Background: There is a need for timely transition of patients with congenital heart disease who have reached adulthood. While the American Heart Association guidelines dictate that patients with moderate or great complexity lesions be seen at least every 2 years, lapse in care is common. We sought to assess the frequency and clinical impact of lapse of medical care in adults with moderate or great complexity cardiac lesions diagnosed in childhood.
Methods: All patients, fulfilling the above criteria, who were seen in an Adult Congenital Heart Disease regional clinic from 2002 to 2005 were questioned as to the length of time from leaving care at a pediatric institution to establishment of subsequent cardiac care. Lapse of medical care, defined as > or = 2 year interval from leaving a pediatric cardiac care facility, was determined. Variables associated with lapse of medical care were sought. Variables associated with adverse outcome were identified.

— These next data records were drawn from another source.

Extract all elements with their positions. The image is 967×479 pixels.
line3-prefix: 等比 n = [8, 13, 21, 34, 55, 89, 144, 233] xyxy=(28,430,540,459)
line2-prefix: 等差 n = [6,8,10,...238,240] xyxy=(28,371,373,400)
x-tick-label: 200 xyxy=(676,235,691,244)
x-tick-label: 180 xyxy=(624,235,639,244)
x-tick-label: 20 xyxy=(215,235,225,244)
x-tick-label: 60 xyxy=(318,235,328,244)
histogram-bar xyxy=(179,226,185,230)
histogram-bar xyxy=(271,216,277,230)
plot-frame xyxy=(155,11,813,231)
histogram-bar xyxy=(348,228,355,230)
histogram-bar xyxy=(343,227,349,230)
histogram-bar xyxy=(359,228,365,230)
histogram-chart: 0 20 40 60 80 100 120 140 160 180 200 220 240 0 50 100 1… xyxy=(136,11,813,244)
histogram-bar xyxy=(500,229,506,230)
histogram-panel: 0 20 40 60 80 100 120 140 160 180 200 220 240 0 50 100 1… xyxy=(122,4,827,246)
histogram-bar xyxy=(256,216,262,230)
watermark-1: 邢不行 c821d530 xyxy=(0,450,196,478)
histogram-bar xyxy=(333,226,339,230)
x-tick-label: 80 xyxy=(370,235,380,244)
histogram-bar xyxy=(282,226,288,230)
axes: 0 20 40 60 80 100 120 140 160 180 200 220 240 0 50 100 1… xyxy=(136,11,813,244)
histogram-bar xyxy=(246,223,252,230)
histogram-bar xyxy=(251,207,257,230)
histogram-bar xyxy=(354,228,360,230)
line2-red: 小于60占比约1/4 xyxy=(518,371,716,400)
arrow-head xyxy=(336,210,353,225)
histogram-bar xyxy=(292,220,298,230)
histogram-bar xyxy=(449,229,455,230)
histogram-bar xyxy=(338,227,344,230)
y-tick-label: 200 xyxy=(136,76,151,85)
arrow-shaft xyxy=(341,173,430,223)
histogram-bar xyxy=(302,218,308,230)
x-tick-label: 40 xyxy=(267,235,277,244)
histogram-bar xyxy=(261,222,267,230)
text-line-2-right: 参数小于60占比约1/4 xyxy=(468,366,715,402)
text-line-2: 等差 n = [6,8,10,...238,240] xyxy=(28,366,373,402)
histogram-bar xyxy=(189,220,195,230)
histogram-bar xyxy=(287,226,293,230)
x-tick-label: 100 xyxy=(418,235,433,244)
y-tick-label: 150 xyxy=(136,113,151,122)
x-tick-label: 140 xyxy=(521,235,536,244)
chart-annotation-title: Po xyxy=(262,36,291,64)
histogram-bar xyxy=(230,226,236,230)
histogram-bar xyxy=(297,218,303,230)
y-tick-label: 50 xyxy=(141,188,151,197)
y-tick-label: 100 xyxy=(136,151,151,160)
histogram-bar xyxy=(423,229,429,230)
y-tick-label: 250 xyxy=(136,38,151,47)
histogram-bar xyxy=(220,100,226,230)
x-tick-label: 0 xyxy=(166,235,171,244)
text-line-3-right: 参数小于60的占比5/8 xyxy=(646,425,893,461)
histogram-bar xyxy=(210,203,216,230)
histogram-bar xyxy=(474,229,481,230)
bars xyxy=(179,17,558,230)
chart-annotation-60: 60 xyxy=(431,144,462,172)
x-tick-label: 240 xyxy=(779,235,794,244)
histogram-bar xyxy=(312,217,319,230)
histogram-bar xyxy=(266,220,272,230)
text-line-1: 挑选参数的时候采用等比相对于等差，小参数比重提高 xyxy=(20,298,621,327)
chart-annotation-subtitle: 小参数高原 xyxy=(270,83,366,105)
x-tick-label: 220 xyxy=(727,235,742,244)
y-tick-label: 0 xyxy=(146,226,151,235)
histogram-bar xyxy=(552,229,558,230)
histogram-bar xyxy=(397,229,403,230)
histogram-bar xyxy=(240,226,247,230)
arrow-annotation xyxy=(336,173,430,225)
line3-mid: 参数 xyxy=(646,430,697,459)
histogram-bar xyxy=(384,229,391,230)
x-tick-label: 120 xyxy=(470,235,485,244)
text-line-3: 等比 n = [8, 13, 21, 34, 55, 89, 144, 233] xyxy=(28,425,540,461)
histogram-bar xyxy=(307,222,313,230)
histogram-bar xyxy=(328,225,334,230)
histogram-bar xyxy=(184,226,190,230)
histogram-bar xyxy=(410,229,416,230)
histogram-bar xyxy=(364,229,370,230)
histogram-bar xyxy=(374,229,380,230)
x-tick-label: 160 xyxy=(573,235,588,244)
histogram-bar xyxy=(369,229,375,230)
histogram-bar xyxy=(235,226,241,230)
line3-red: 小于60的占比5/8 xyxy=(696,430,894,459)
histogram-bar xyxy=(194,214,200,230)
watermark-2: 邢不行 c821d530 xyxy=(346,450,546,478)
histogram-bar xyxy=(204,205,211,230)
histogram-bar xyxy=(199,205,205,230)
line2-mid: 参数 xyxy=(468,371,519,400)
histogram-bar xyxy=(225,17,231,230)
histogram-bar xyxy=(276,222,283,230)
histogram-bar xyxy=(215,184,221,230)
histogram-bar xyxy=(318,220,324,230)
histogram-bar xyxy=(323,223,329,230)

Results: Of 400 patients seen, 158 met inclusion criteria. Of these, lapse of medical care was present in 99 (63%) with a median duration of lapse of medical care of 10 (2-50 years). The most common reason cited for lapse of medical care was that the patient was told there was no need for follow-up (32%). Patients with lapse of medical care were 3.1x(p=0.003) more likely to require urgent cardiac intervention (p=0.003).
Conclusions: Lapse of medical care is common in adults with congenital heart disease and is associated with adverse outcome.